In the past few years, numerous organizations have been hit by cyber-attacks and their networks and data have been breached. In recent years it’s not just the computing power which has increased exponentially but also the network speed and this has enabled us to get interconnected and conduct our businesses crossing the geopolitical boundaries with much ease.
Faster computing, higher data speeds, and the network availability has attributed to the growth and penetration of the digital services made available to the masses and has had a profound effect on various aspects governing our lives. The data which we speak is magnanimous and related our identity, our personal details and based on the services provided by a particular organization the information may reveal a lot about our spending habits.
Although all of this data is locked up under the watchful eyes of its custodians, however, it’s the credentials to access it are now treated as a commodity by criminals. It’s not just the credentials but also the identifiers viz. Card Details, Personal Information, Address which when collated would allow anyone with access to this information to become the digital you.
In order to safeguard the interests of all the stake-holders, Regulators / CERTs have been issuing rules and regulations pertaining to data security and privacy. Strict compliance of these is expected from the Organization; however, history proved that compliance has taken a back-seat in this fight.
The banking sector has always been a high-value target for criminals and the cyber attacks are not just limited to the Banks but all the organizations associated with Banks i.e. Payment processors, ATM management organizations etc. Earlier, when a task was outsourced to a third-party, the security concerns were also offloaded. But with changing times and the overall impact which data breaches can have on the entire process, data security should be the prime responsibility of the Banks irrespective of the third-parties involved in processing it.
Some cyber-criminal syndicates may specialize in spam, while others may concentrate more on Botnets and some would find corporate espionage to be more lucrative. Based on their area of specialization, attack campaigns are carried out targeting organizations and their customers. Based on this fact, Regulators regularly issue advisories whenever they encounter such attacks which are targeting a specific sector. Having prior knowledge of an impending attack is not related to sixth sense but is more of a collaborative effort and many a time it is the security researchers whoring the warning bells.
Security Incident Reporting (SIR) is an important aspect of Information Security and helps the CERTs / Regulators to understand the impact of such attacks on the overall security of the targeted Sector.
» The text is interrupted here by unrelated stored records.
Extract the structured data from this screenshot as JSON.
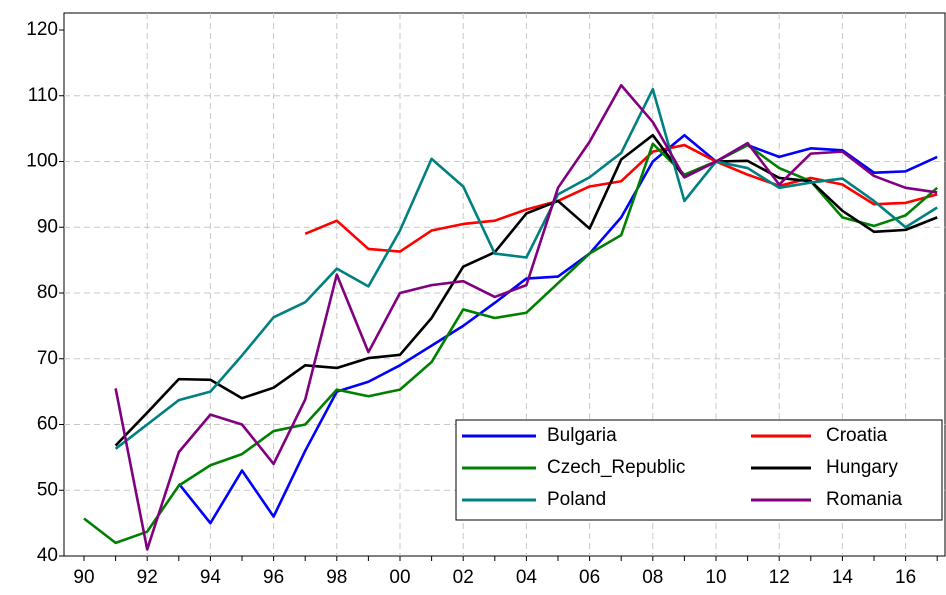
{
  "chart_data": {
    "type": "line",
    "categories": [
      "90",
      null,
      "92",
      null,
      "94",
      null,
      "96",
      null,
      "98",
      null,
      "00",
      null,
      "02",
      null,
      "04",
      null,
      "06",
      null,
      "08",
      null,
      "10",
      null,
      "12",
      null,
      "14",
      null,
      "16",
      null
    ],
    "series": [
      {
        "name": "Bulgaria",
        "color": "#0000ff",
        "values": [
          null,
          null,
          null,
          51,
          45,
          53,
          46,
          56,
          65,
          66.5,
          69,
          72,
          75,
          78.5,
          82.2,
          82.5,
          86,
          91.5,
          100,
          104,
          100,
          102.5,
          100.7,
          102,
          101.7,
          98.3,
          98.5,
          100.7
        ]
      },
      {
        "name": "Croatia",
        "color": "#ff0000",
        "values": [
          null,
          null,
          null,
          null,
          null,
          null,
          null,
          89,
          91,
          86.7,
          86.3,
          89.5,
          90.5,
          91,
          92.7,
          94,
          96.2,
          97,
          101.5,
          102.5,
          100,
          98,
          96.3,
          97.5,
          96.5,
          93.5,
          93.7,
          95
        ]
      },
      {
        "name": "Czech_Republic",
        "color": "#008000",
        "values": [
          45.7,
          42,
          43.7,
          50.7,
          53.8,
          55.5,
          59,
          60,
          65.3,
          64.3,
          65.3,
          69.5,
          77.5,
          76.2,
          77,
          81.5,
          86,
          88.8,
          102.7,
          98,
          100,
          102.5,
          99,
          97,
          91.5,
          90.2,
          91.8,
          96
        ]
      },
      {
        "name": "Hungary",
        "color": "#000000",
        "values": [
          null,
          56.8,
          61.8,
          66.9,
          66.8,
          64,
          65.6,
          69,
          68.6,
          70.1,
          70.6,
          76.2,
          84,
          86.2,
          92.1,
          94,
          89.8,
          100.3,
          104,
          97.6,
          100,
          100.1,
          97.5,
          97,
          92.5,
          89.3,
          89.6,
          91.5
        ]
      },
      {
        "name": "Poland",
        "color": "#008080",
        "values": [
          null,
          56.3,
          60,
          63.7,
          65,
          70.5,
          76.3,
          78.6,
          83.7,
          81,
          89.5,
          100.4,
          96.2,
          86,
          85.4,
          95,
          97.6,
          101.3,
          111,
          94,
          100,
          99,
          96,
          96.8,
          97.4,
          94,
          90,
          93
        ]
      },
      {
        "name": "Romania",
        "color": "#800080",
        "values": [
          null,
          65.5,
          41,
          55.8,
          61.5,
          60,
          54,
          63.8,
          82.8,
          71,
          80,
          81.2,
          81.8,
          79.4,
          81.2,
          96,
          103,
          111.6,
          106,
          97.6,
          100,
          102.8,
          96.5,
          101.2,
          101.5,
          97.8,
          96,
          95.3
        ]
      }
    ],
    "ylim": [
      40,
      120
    ],
    "yticks": [
      40,
      50,
      60,
      70,
      80,
      90,
      100,
      110,
      120
    ],
    "grid": true,
    "legend": "lower right"
  }
}
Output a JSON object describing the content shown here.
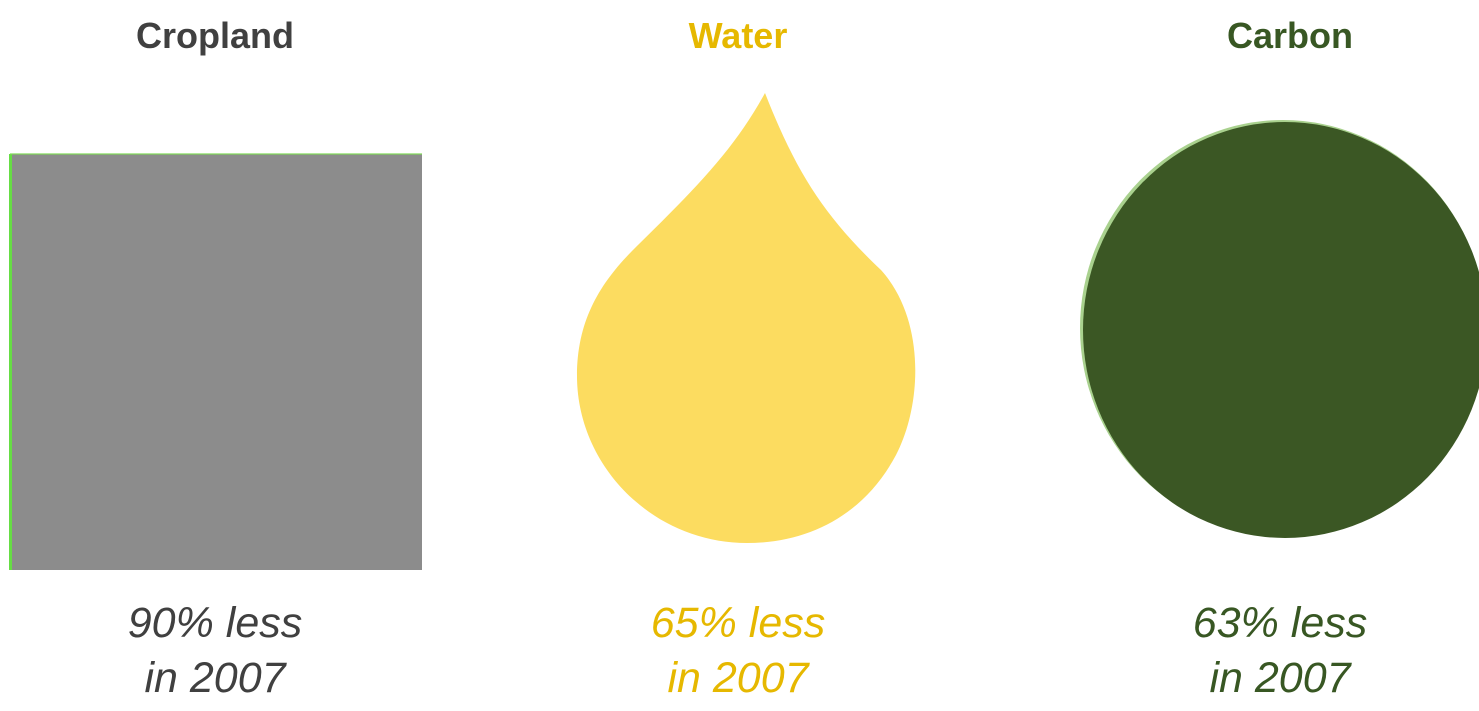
{
  "panels": [
    {
      "title": "Cropland",
      "caption_line1": "90% less",
      "caption_line2": "in 2007",
      "shape_icon": "square-icon",
      "color": "#404040",
      "shape_fill": "#8c8c8c",
      "shape_edge": "#66dd44"
    },
    {
      "title": "Water",
      "caption_line1": "65% less",
      "caption_line2": "in 2007",
      "shape_icon": "water-drop-icon",
      "color": "#e6b800",
      "shape_fill": "#fcdc60"
    },
    {
      "title": "Carbon",
      "caption_line1": "63% less",
      "caption_line2": "in 2007",
      "shape_icon": "circle-icon",
      "color": "#385723",
      "shape_fill": "#3b5724",
      "shape_edge": "#a9d18e"
    }
  ]
}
Furthermore, there are regulations which govern the SIR including the timeframe within which it has to be reported, however time and again it has been proved that many of the organizations have been failing to report such incidents.
Recently, RBI penalized YES Bank to the tune of INR 6 Crores for failing to notify in a timely manner, about the data breach which took placed at one of its third-party data processors.
According to RBI notification rules, banks must report a breach within two to six hours of discovery even if a third party is responsible for the incident. In a statement issued by Chief General Manager, RBI –
“A cybersecurity incident involving ATMs of the bank was not reported by the bank within the prescribed time frame. Based on the inspection report and other relevant documents, a notice was issued to the bank advising it to show cause as to why the penalty should not be imposed on it for non-compliance with directions issued by RBI. After considering the bank’s replies, oral submissions made in the personal hearings, and also the additional information and documents furnished, RBI came to the conclusion that the aforesaid charges of noncompliance with RBI directions were substantiated and warranted imposition of monetary penalty.”
Regulations are for the benefit of all and not adhering to them is the biggest blunder one can ever commit. Failure to do so should be dealt with very strictly and the penalty imposed by RBI would hopefully prove to be a turning point for the Indian Banking Sector. Although the time-frame provided for the filing of SIR is between two – six hours, furthermore Organizations are allowed to file an addendum to this SIR upon completion of its investigation of the incident, which should relive the security teams of affected organizations as they need to simply state “Under Investigation / Investigation in Process”.
We hope to see Organizations moving toward strict compliance with regulations issued by the Regulators and CERT.